Her knee finally stopped throbbing. The armor Amati had so kindly given her was covered in holes and soaked in blood, all of it her own. That woman was going to throw a fit in whatever afterlife she’d ended up in.

The archers on the other wall fired another volley at her, trying to get behind or over her shield. What if I just stayed here? she wondered. She was drawing the enemy fire, which was what Neta wanted. And the thought of risking another hit, of getting so much as nicked by a blade, made her shudder.

One of the archers turned away from her and shot his arrow at the Ghura below. A second archer followed suit, and another.

I guess not.

She drew her axe from her belt, guaged the distance of the other wall against the glow of her skin, deemed it sufficient, and – as they reached for more arrows – jumped across the chasm.
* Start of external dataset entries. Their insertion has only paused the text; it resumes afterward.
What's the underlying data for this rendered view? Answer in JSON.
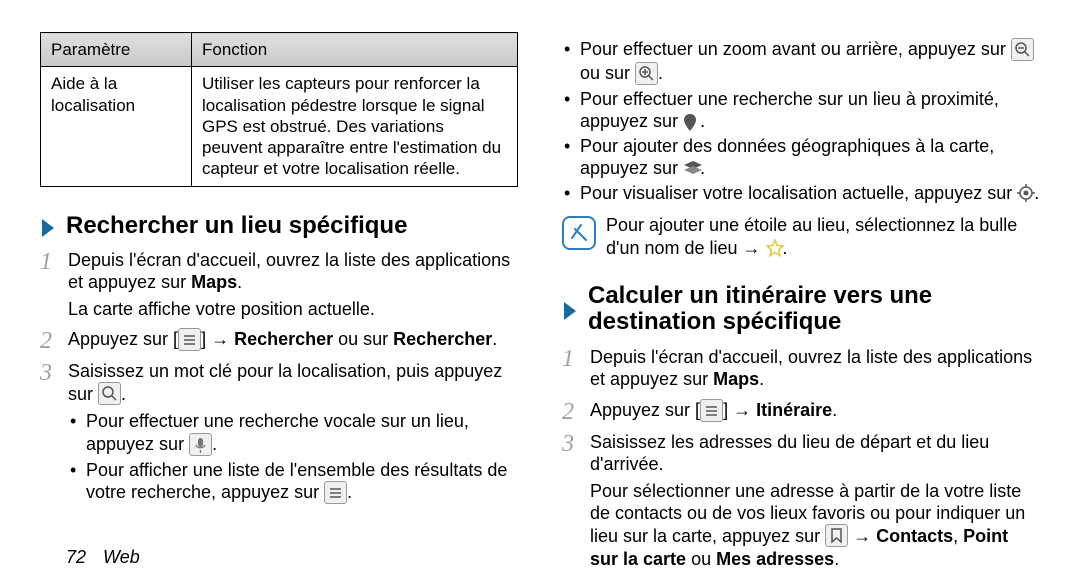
{
  "table": {
    "headers": [
      "Paramètre",
      "Fonction"
    ],
    "row": {
      "param": "Aide à la localisation",
      "fonction": "Utiliser les capteurs pour renforcer la localisation pédestre lorsque le signal GPS est obstrué. Des variations peuvent apparaître entre l'estimation du capteur et votre localisation réelle."
    }
  },
  "left": {
    "heading": "Rechercher un lieu spécifique",
    "step1_a": "Depuis l'écran d'accueil, ouvrez la liste des applications et appuyez sur ",
    "step1_bold": "Maps",
    "step1_end": ".",
    "step1_sub": "La carte affiche votre position actuelle.",
    "step2_a": "Appuyez sur [",
    "step2_b": "] → ",
    "step2_bold": "Rechercher",
    "step2_c": " ou sur ",
    "step2_bold2": "Rechercher",
    "step2_end": ".",
    "step3": "Saisissez un mot clé pour la localisation, puis appuyez sur ",
    "step3_end": ".",
    "bullet1_a": "Pour effectuer une recherche vocale sur un lieu, appuyez sur ",
    "bullet1_end": ".",
    "bullet2_a": "Pour afficher une liste de l'ensemble des résultats de votre recherche, appuyez sur ",
    "bullet2_end": "."
  },
  "right": {
    "bullets": [
      {
        "a": "Pour effectuer un zoom avant ou arrière, appuyez sur ",
        "mid": " ou sur ",
        "end": "."
      },
      {
        "a": "Pour effectuer une recherche sur un lieu à proximité, appuyez sur ",
        "end": "."
      },
      {
        "a": "Pour ajouter des données géographiques à la carte, appuyez sur ",
        "end": "."
      },
      {
        "a": "Pour visualiser votre localisation actuelle, appuyez sur ",
        "end": "."
      }
    ],
    "note_a": "Pour ajouter une étoile au lieu, sélectionnez la bulle d'un nom de lieu → ",
    "note_end": ".",
    "heading": "Calculer un itinéraire vers une destination spécifique",
    "step1_a": "Depuis l'écran d'accueil, ouvrez la liste des applications et appuyez sur ",
    "step1_bold": "Maps",
    "step1_end": ".",
    "step2_a": "Appuyez sur [",
    "step2_b": "] → ",
    "step2_bold": "Itinéraire",
    "step2_end": ".",
    "step3": "Saisissez les adresses du lieu de départ et du lieu d'arrivée.",
    "step3_sub_a": "Pour sélectionner une adresse à partir de la votre liste de contacts ou de vos lieux favoris ou pour indiquer un lieu sur la carte, appuyez sur ",
    "step3_sub_b": " → ",
    "step3_sub_bold1": "Contacts",
    "step3_sub_c": ", ",
    "step3_sub_bold2": "Point sur la carte",
    "step3_sub_d": " ou ",
    "step3_sub_bold3": "Mes adresses",
    "step3_sub_end": "."
  },
  "footer": {
    "page": "72",
    "section": "Web"
  }
}
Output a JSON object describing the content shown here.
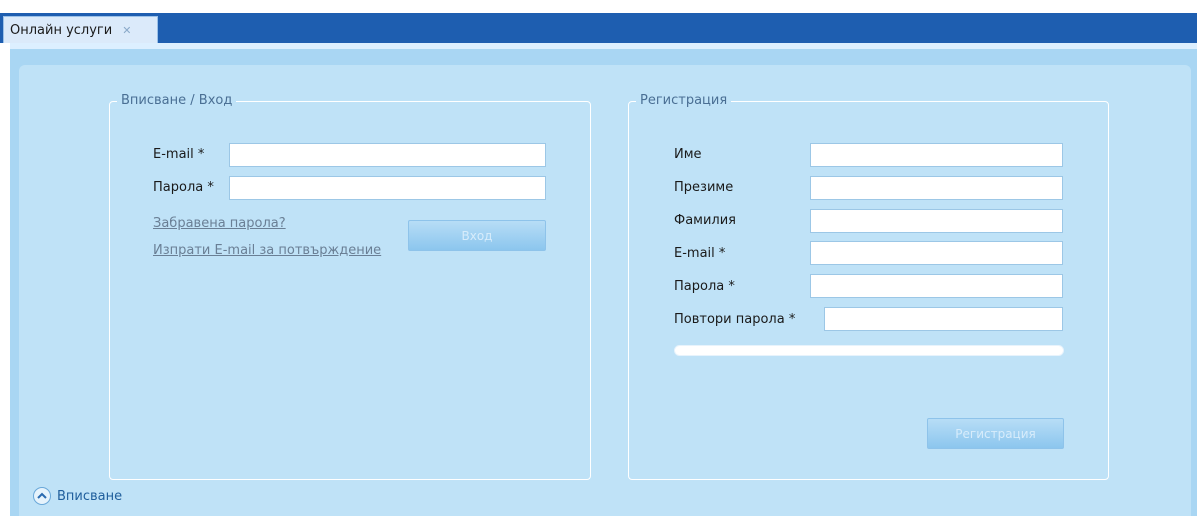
{
  "tab": {
    "label": "Онлайн услуги",
    "close_glyph": "✕"
  },
  "login": {
    "legend": "Вписване / Вход",
    "email_label": "E-mail *",
    "password_label": "Парола *",
    "email_value": "",
    "password_value": "",
    "forgot_link": "Забравена парола?",
    "resend_link": "Изпрати E-mail за потвърждение",
    "submit_label": "Вход"
  },
  "register": {
    "legend": "Регистрация",
    "first_name_label": "Име",
    "middle_name_label": "Презиме",
    "last_name_label": "Фамилия",
    "email_label": "E-mail *",
    "password_label": "Парола *",
    "repeat_password_label": "Повтори парола *",
    "submit_label": "Регистрация"
  },
  "footer": {
    "toggle_label": "Вписване",
    "icon": "chevron-up-icon"
  },
  "colors": {
    "tabbar": "#1e5eb0",
    "panel": "#bfe2f7",
    "accent": "#1f5e9c"
  }
}
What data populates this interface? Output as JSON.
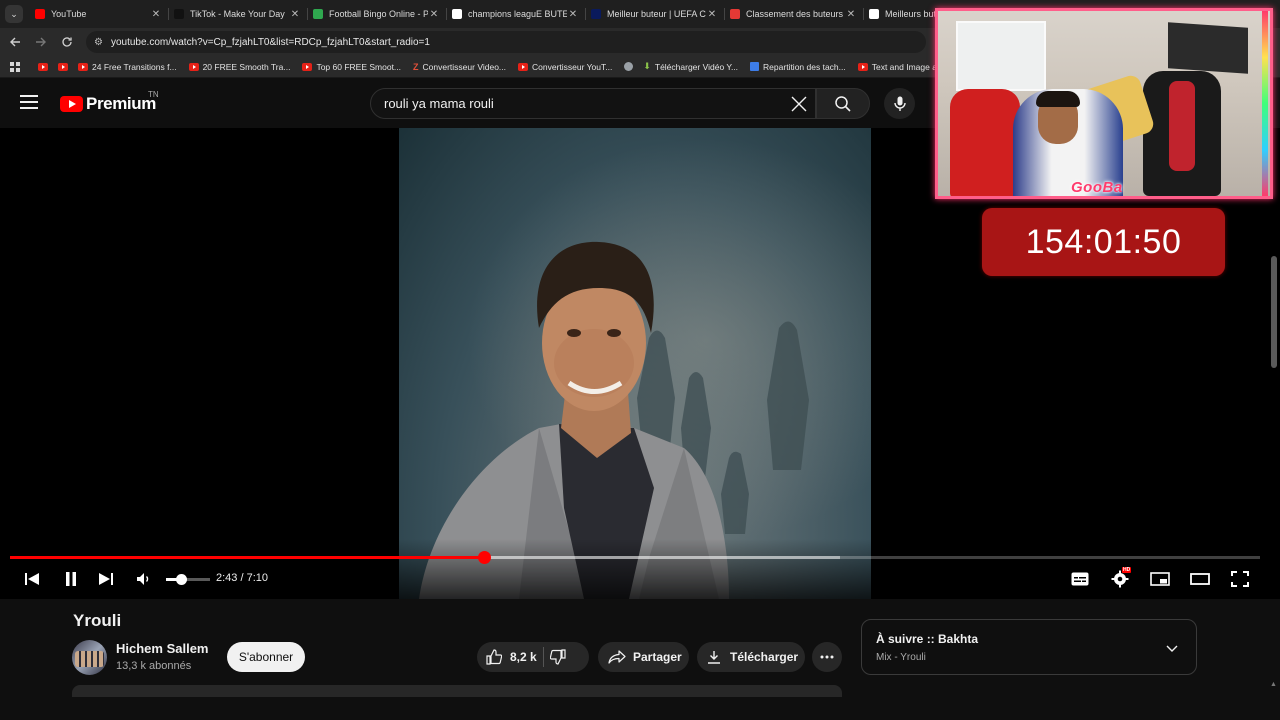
{
  "browser": {
    "tabs": [
      {
        "title": "YouTube",
        "favicon_color": "#ff0000",
        "active": true
      },
      {
        "title": "TikTok - Make Your Day",
        "favicon_color": "#111111"
      },
      {
        "title": "Football Bingo Online - P",
        "favicon_color": "#2fa84f"
      },
      {
        "title": "champions leaguE BUTEU",
        "favicon_color": "#ffffff"
      },
      {
        "title": "Meilleur buteur | UEFA Ch",
        "favicon_color": "#0a1a5c"
      },
      {
        "title": "Classement des buteurs L",
        "favicon_color": "#e53935"
      },
      {
        "title": "Meilleurs buteurs",
        "favicon_color": "#ffffff"
      }
    ],
    "url": "youtube.com/watch?v=Cp_fzjahLT0&list=RDCp_fzjahLT0&start_radio=1",
    "bookmarks": [
      {
        "label": "",
        "type": "yt"
      },
      {
        "label": "",
        "type": "yt"
      },
      {
        "label": "24 Free Transitions f...",
        "type": "yt"
      },
      {
        "label": "20 FREE Smooth Tra...",
        "type": "yt"
      },
      {
        "label": "Top 60 FREE Smoot...",
        "type": "yt"
      },
      {
        "label": "Convertisseur Video...",
        "type": "z"
      },
      {
        "label": "Convertisseur YouT...",
        "type": "yt"
      },
      {
        "label": "",
        "type": "globe"
      },
      {
        "label": "Télécharger Vidéo Y...",
        "type": "dl"
      },
      {
        "label": "Repartition des tach...",
        "type": "doc"
      },
      {
        "label": "Text and Image ani...",
        "type": "yt"
      }
    ]
  },
  "youtube": {
    "logo_text": "Premium",
    "country_code": "TN",
    "search_value": "rouli ya mama rouli"
  },
  "player": {
    "current_time": "2:43",
    "duration": "7:10",
    "time_display": "2:43 / 7:10",
    "progress_fraction": 0.379,
    "buffer_fraction": 0.664,
    "volume_fraction": 0.33,
    "accent": "#ff0000"
  },
  "overlay": {
    "brand": "GooBa",
    "timer": "154:01:50"
  },
  "video": {
    "title": "Yrouli",
    "channel": "Hichem Sallem",
    "subscribers": "13,3 k abonnés",
    "subscribe_label": "S'abonner",
    "likes": "8,2 k",
    "share_label": "Partager",
    "download_label": "Télécharger"
  },
  "up_next": {
    "title": "À suivre :: Bakhta",
    "subtitle": "Mix - Yrouli"
  }
}
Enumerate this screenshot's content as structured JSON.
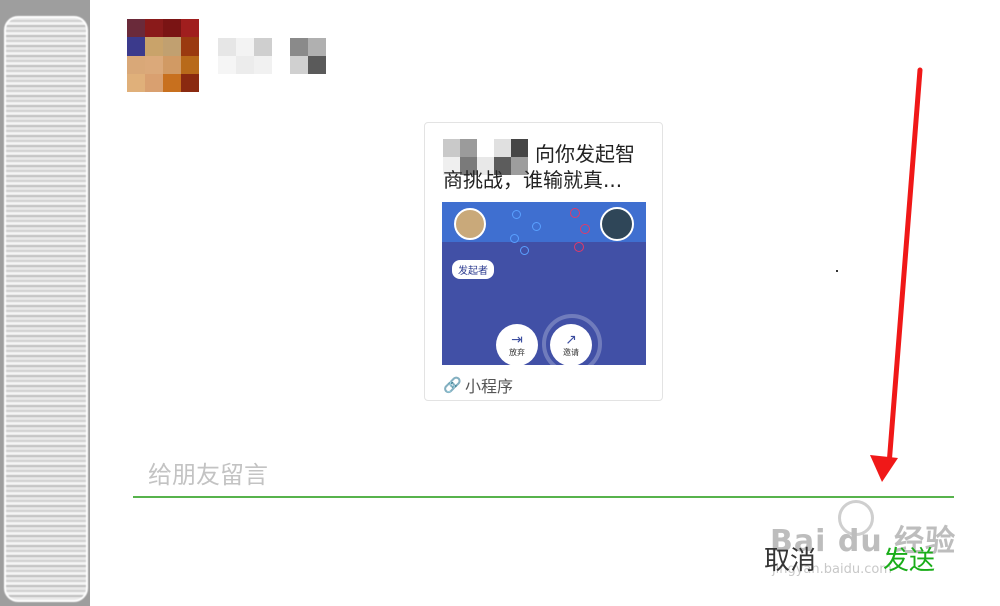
{
  "card": {
    "title_line1": "向你发起智",
    "title_line2": "商挑战，谁输就真...",
    "thumbnail": {
      "tag_label": "发起者",
      "giveup_label": "放弃",
      "invite_label": "邀请"
    },
    "mini_program_label": "小程序",
    "mini_program_icon": "link-icon"
  },
  "message_input": {
    "placeholder": "给朋友留言",
    "underline_color": "#57b34c"
  },
  "actions": {
    "cancel_label": "取消",
    "send_label": "发送",
    "send_color": "#1aad19"
  },
  "annotation": {
    "arrow_color": "#f01818"
  },
  "watermark": {
    "text": "Bai du 经验",
    "sub": "jingyan.baidu.com"
  }
}
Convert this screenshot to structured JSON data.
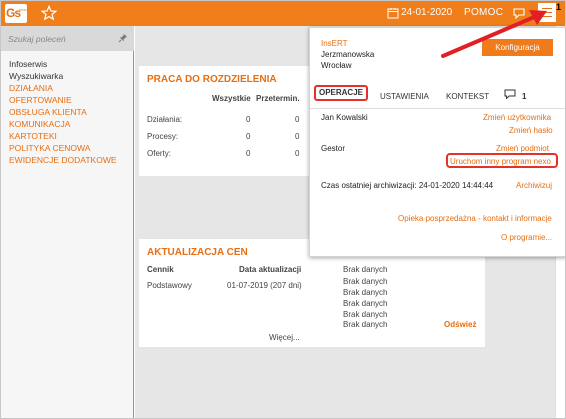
{
  "app": {
    "logo_text": "Gs",
    "logo_sub": "nexo",
    "date": "24-01-2020",
    "help": "POMOC",
    "menu_badge": "1"
  },
  "sidebar": {
    "search_placeholder": "Szukaj poleceń",
    "items": [
      {
        "label": "Infoserwis",
        "style": "dark"
      },
      {
        "label": "Wyszukiwarka",
        "style": "dark"
      },
      {
        "label": "DZIAŁANIA",
        "style": "orange"
      },
      {
        "label": "OFERTOWANIE",
        "style": "orange"
      },
      {
        "label": "OBSŁUGA KLIENTA",
        "style": "orange"
      },
      {
        "label": "KOMUNIKACJA",
        "style": "orange"
      },
      {
        "label": "KARTOTEKI",
        "style": "orange"
      },
      {
        "label": "POLITYKA CENOWA",
        "style": "orange"
      },
      {
        "label": "EWIDENCJE DODATKOWE",
        "style": "orange"
      }
    ]
  },
  "card_distribution": {
    "title": "PRACA DO ROZDZIELENIA",
    "columns": [
      "Wszystkie",
      "Przetermin."
    ],
    "rows": [
      {
        "label": "Działania:",
        "all": "0",
        "overdue": "0"
      },
      {
        "label": "Procesy:",
        "all": "0",
        "overdue": "0"
      },
      {
        "label": "Oferty:",
        "all": "0",
        "overdue": "0"
      }
    ]
  },
  "card_prices": {
    "title": "AKTUALIZACJA CEN",
    "columns": [
      "Cennik",
      "Data aktualizacji"
    ],
    "rows": [
      {
        "name": "Podstawowy",
        "date": "01-07-2019 (207 dni)"
      }
    ],
    "no_data": [
      "Brak danych",
      "Brak danych",
      "Brak danych",
      "Brak danych",
      "Brak danych",
      "Brak danych"
    ],
    "more": "Więcej...",
    "refresh": "Odśwież"
  },
  "panel": {
    "company": "InsERT",
    "street": "Jerzmanowska",
    "city": "Wrocław",
    "config_button": "Konfiguracja",
    "tabs": [
      "OPERACJE",
      "USTAWIENIA",
      "KONTEKST"
    ],
    "chat_count": "1",
    "user": "Jan Kowalski",
    "change_user": "Zmień użytkownika",
    "change_password": "Zmień hasło",
    "entity": "Gestor",
    "change_entity": "Zmień podmiot",
    "run_other": "Uruchom inny program nexo",
    "archive_label": "Czas ostatniej archiwizacji: 24-01-2020 14:44:44",
    "archive_link": "Archiwizuj",
    "aftersales": "Opieka posprzedażna - kontakt i informacje",
    "about": "O programie..."
  },
  "colors": {
    "accent": "#f07f1b",
    "highlight": "#e4312b"
  }
}
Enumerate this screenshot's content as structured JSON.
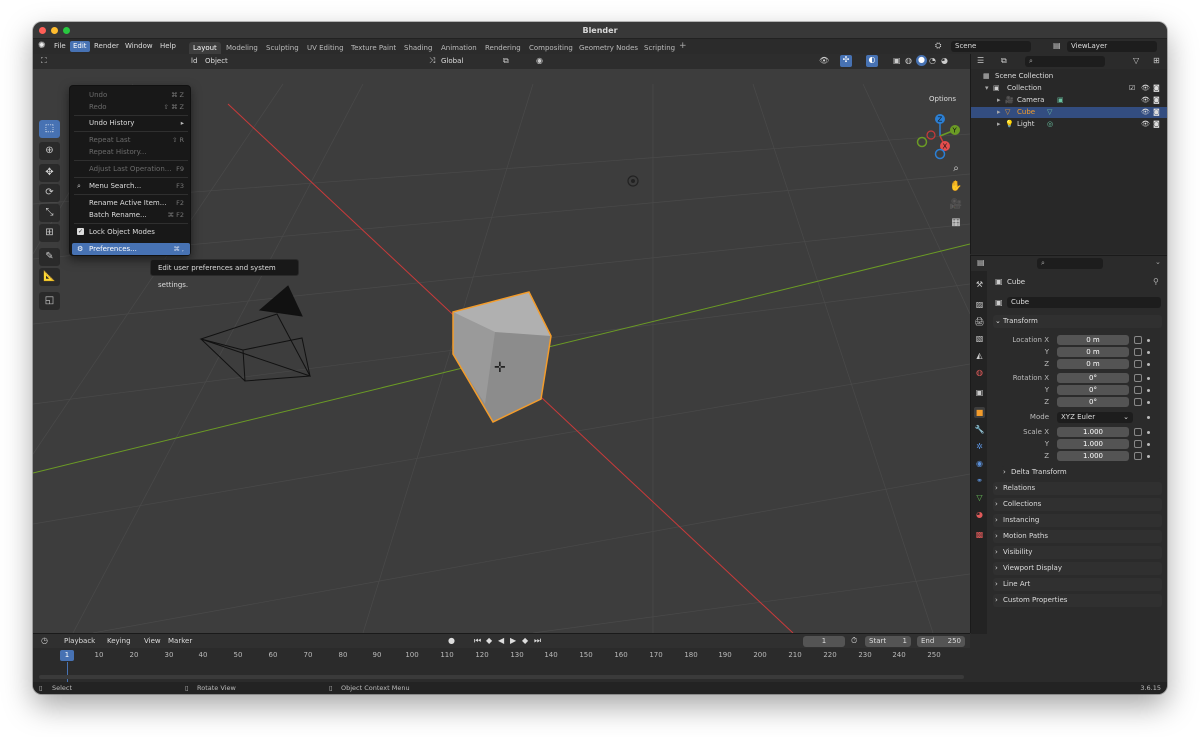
{
  "window": {
    "title": "Blender"
  },
  "menus": [
    "File",
    "Edit",
    "Render",
    "Window",
    "Help"
  ],
  "workspaces": [
    "Layout",
    "Modeling",
    "Sculpting",
    "UV Editing",
    "Texture Paint",
    "Shading",
    "Animation",
    "Rendering",
    "Compositing",
    "Geometry Nodes",
    "Scripting"
  ],
  "scene": {
    "name": "Scene",
    "view_layer": "ViewLayer"
  },
  "viewport": {
    "header_add": "ld",
    "header_object": "Object",
    "orientation": "Global",
    "options": "Options"
  },
  "edit_menu": {
    "undo": "Undo",
    "undo_sc": "⌘ Z",
    "redo": "Redo",
    "redo_sc": "⇧ ⌘ Z",
    "undo_history": "Undo History",
    "repeat_last": "Repeat Last",
    "repeat_last_sc": "⇧ R",
    "repeat_history": "Repeat History...",
    "adjust_last": "Adjust Last Operation...",
    "adjust_last_sc": "F9",
    "menu_search": "Menu Search...",
    "menu_search_sc": "F3",
    "rename_active": "Rename Active Item...",
    "rename_active_sc": "F2",
    "batch_rename": "Batch Rename...",
    "batch_rename_sc": "⌘ F2",
    "lock_object_modes": "Lock Object Modes",
    "preferences": "Preferences...",
    "preferences_sc": "⌘ ,"
  },
  "tooltip": "Edit user preferences and system settings.",
  "outliner": {
    "scene_collection": "Scene Collection",
    "collection": "Collection",
    "items": [
      "Camera",
      "Cube",
      "Light"
    ]
  },
  "properties": {
    "object_name": "Cube",
    "data_name": "Cube",
    "transform_label": "Transform",
    "location_label": "Location X",
    "rotation_label": "Rotation X",
    "scale_label": "Scale X",
    "axis_y": "Y",
    "axis_z": "Z",
    "location": [
      "0 m",
      "0 m",
      "0 m"
    ],
    "rotation": [
      "0°",
      "0°",
      "0°"
    ],
    "mode_label": "Mode",
    "mode": "XYZ Euler",
    "scale": [
      "1.000",
      "1.000",
      "1.000"
    ],
    "delta_transform": "Delta Transform",
    "panels": [
      "Relations",
      "Collections",
      "Instancing",
      "Motion Paths",
      "Visibility",
      "Viewport Display",
      "Line Art",
      "Custom Properties"
    ]
  },
  "timeline": {
    "menus": [
      "Playback",
      "Keying",
      "View",
      "Marker"
    ],
    "current_frame": "1",
    "start_label": "Start",
    "start": "1",
    "end_label": "End",
    "end": "250",
    "ticks": [
      "10",
      "20",
      "30",
      "40",
      "50",
      "60",
      "70",
      "80",
      "90",
      "100",
      "110",
      "120",
      "130",
      "140",
      "150",
      "160",
      "170",
      "180",
      "190",
      "200",
      "210",
      "220",
      "230",
      "240",
      "250"
    ],
    "cursor": "1"
  },
  "statusbar": {
    "select": "Select",
    "rotate": "Rotate View",
    "context": "Object Context Menu",
    "version": "3.6.15"
  },
  "colors": {
    "accent": "#4772b3",
    "selection_orange": "#f39c2b",
    "x_axis": "#c93a3a",
    "y_axis": "#6b9b25"
  }
}
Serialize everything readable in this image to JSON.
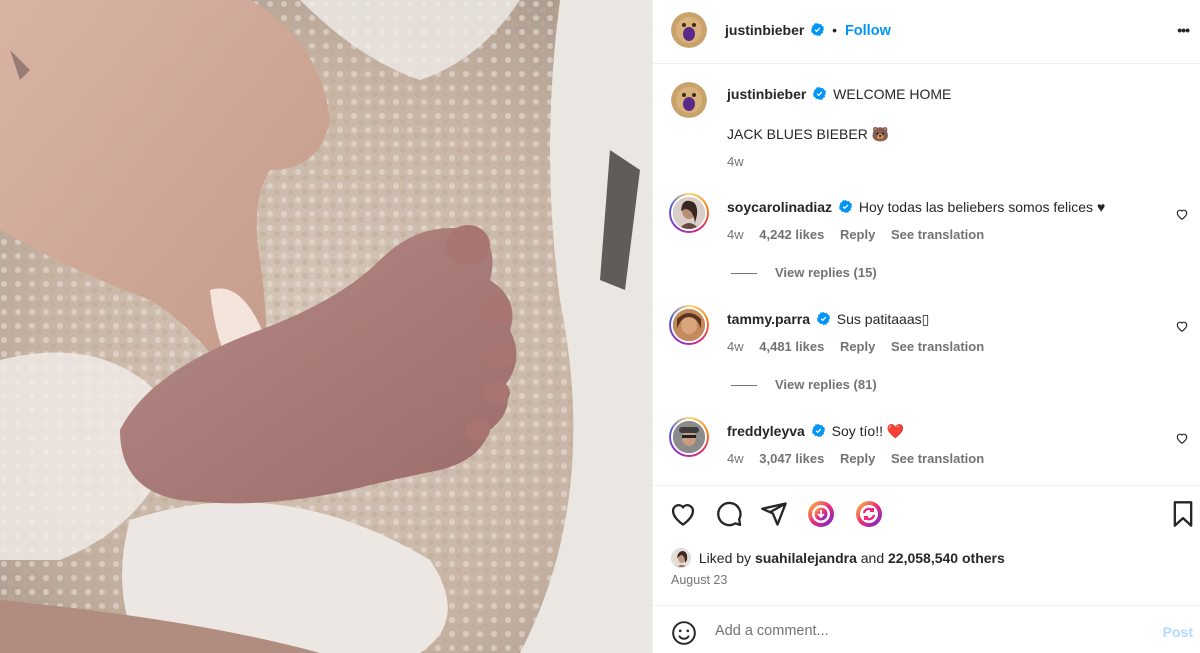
{
  "post": {
    "author": "justinbieber",
    "follow_label": "Follow",
    "separator": "•",
    "more_label": "•••",
    "caption_line1": "WELCOME HOME",
    "caption_line2": "JACK BLUES BIEBER 🐻",
    "caption_time": "4w"
  },
  "comments": [
    {
      "username": "soycarolinadiaz",
      "text": "Hoy todas las beliebers somos felices ♥",
      "time": "4w",
      "likes": "4,242 likes",
      "reply_label": "Reply",
      "translate_label": "See translation",
      "view_replies": "View replies (15)"
    },
    {
      "username": "tammy.parra",
      "text": "Sus patitaaas▯",
      "time": "4w",
      "likes": "4,481 likes",
      "reply_label": "Reply",
      "translate_label": "See translation",
      "view_replies": "View replies (81)"
    },
    {
      "username": "freddyleyva",
      "text": "Soy tío!! ❤️",
      "time": "4w",
      "likes": "3,047 likes",
      "reply_label": "Reply",
      "translate_label": "See translation"
    }
  ],
  "likes_summary": {
    "prefix": "Liked by",
    "liked_user": "suahilalejandra",
    "connector": "and",
    "others": "22,058,540 others"
  },
  "post_date": "August 23",
  "add_comment": {
    "placeholder": "Add a comment...",
    "post_label": "Post"
  },
  "icons": {
    "like": "heart-icon",
    "comment": "comment-icon",
    "share": "send-icon",
    "reels_1": "reel-share-icon",
    "reels_2": "remix-icon",
    "save": "bookmark-icon",
    "emoji": "emoji-icon",
    "verified": "verified-badge-icon",
    "more": "more-options-icon"
  },
  "colors": {
    "accent_blue": "#0095f6",
    "post_disabled": "#b3dbff",
    "muted_text": "#737373",
    "verified_blue": "#0095f6",
    "heart_red": "#e0245e"
  }
}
This time her aim was much better, and she slammed right into an archer. Before he could pick himself off the ground, she’d pulled the life out of him.

One by one the archers fell, either to her magic or her axe. Many dropped their bows and ran. With her shield in front of her this time, she’d even managed to avoid being hit. Soon, the top of the wall was completely clear of life.

She glanced down at the Reguallian foot soldiers again. Many of them focused ahead, trying to push through to the valley, but some had noticed her, staring with wide-eyed fear.

It was… odd. Part of her sympathized; she had worn that very expression for six years in the Reguallian palace. She even wanted them to make it out alive, to just turn around and run away.

The other part relished their terror.

They’re here to kill your friends, it said. Kill them first.

She dropped into the chasm.

The second her feet touched the ground, the soldiers slunk back. The ones who could run, did. Several others tried to rush past her and lost most – if not all – of their life force.

For a moment, she enjoyed it.

Then she heard someone order, “Drop the rocks!” followed by a rumbling.

The rock walls shook. The Reguallian soldiers screamed and pushed even more desperately. Something like thunder sounded from deep in the mountain path.

It’s a trap, she realized, and ran.

The doomed Reguallians blocked the way on the ground, but no matter. Remembering Xopil’s line game trick, she jumped onto one’s shoulder and ran on top of the men, bouncing from shoulder to helmet to rock wall. Like a desperate, glowing frog.

By now she could make out exactly what the Reguallian men were screaming, crying, begging: “Let us out! Let us out!”

She flew over their heads until she was out. She dropped and landed hard behind the Ghuran line, her momentum rolling her forward until she was face-first in the dirt.

She cringed as the screams cut off; the bodies squished under the weight of hundreds of boulders. The Ghura scrambled back, clearing the site of the avalanche. Eventually, the rocks stopped coming, and there was nothing but dust in the air.